Certes Aubenas n'est pas Paris mais ce piano est mis (et c'est le seul) au magasin le 12 novembre, jour de l'arrivée de Chopin à Paris ! Sa vente se fait le 29 juin soit peu après le départ de Sand au Berry, le 16 juin.

Même si, comme pour le no 12480, il ne figure pas d'inscription « Chopin », le piano carré no 12608 a donc de bonnes chances d'être chez Chopin au square d'Orléans du 12 novembre 1846 à la fin juin 1847. Il a aussi probablement servi de transition comme premier piano jusqu'au 15 décembre69.

Notes

66. Eigeldinger, p. 240-1. La répétition du numéro vient du fait qu'il avait écrit un mauvais numéro (12340 semble-t-il) dans l'attestation et qu'il a réécrit par-dessus le 12480 mais ce n'est pas très lisible.

67. Ce piano était tablé, monté en cordes et clavier installé au 24 janvier 1846. Dans le RV 45-46, il y a déjà son prix à 2'400 francs mais pas de date de mise au magasin ! Il est ferré au 11 juillet, soit 6 mois après le montage des cordes, fini et verni seulement au 12 décembre et harmonisé au 19 décembre 1846. Ce piano a dû donc avoir quelques problèmes à la fabrication.

68. Rambeau, p. 761.

69. Le scenario le plus cohérent est le suivant. Quand Chopin arrive le 12 novembre à Paris, Pleyel voulait lui fournir un très joli piano à queue petit patron, le no 12480 (à 2 500 fr. contre 1 800 fr. habituellement !), mais celui-ci n'est pas terminé. Le très beau piano carré à 3 cordes et avec perles, le no 12608 (à 1'600 fr. !) servira transitoirement de premier piano pour ses élèves pendant un mois. Puis il servira de deuxième piano. Le piano no 12480 est un choix de Pleyel mais Chopin n'en est pas content et il change de piano à queue en début mars.

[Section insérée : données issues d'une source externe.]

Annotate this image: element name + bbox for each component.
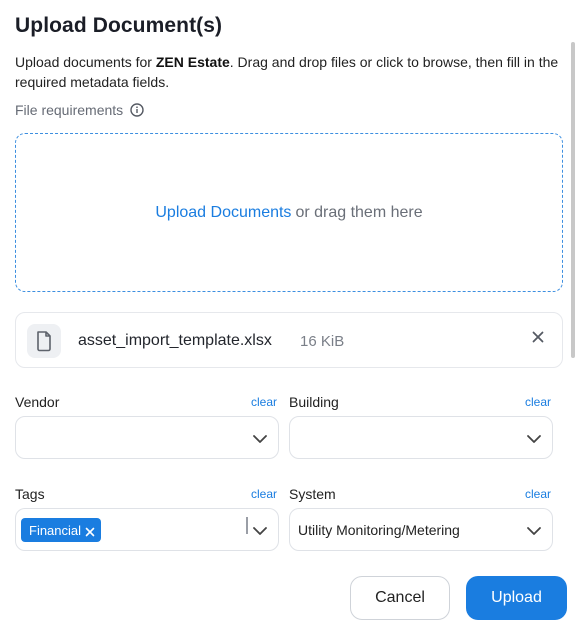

Chopin donne des leçons au moins jusqu'au 8 juin 1847. Sand part à Nohant le 16 juin où Chopin doit la rejoindre trois semaines plus tard. Chopin s'occupe alors d'envoyer un piano à queue au Berry. Le pianino no 12829 est resté à Nohant si bien que Chopin n'a pas besoin d'envoyer un piano droit. Le compositeur ne donnant plus de cours peut dans un premier temps rendre son piano carré à Pleyel. Il garde encore son piano à queue no 13214 jusqu'à la fin de son séjour à Paris… mais, on le sait, suite à des tragiques événements familiaux dans la première quinzaine de juillet, Chopin ne retournera jamais dans le Berry.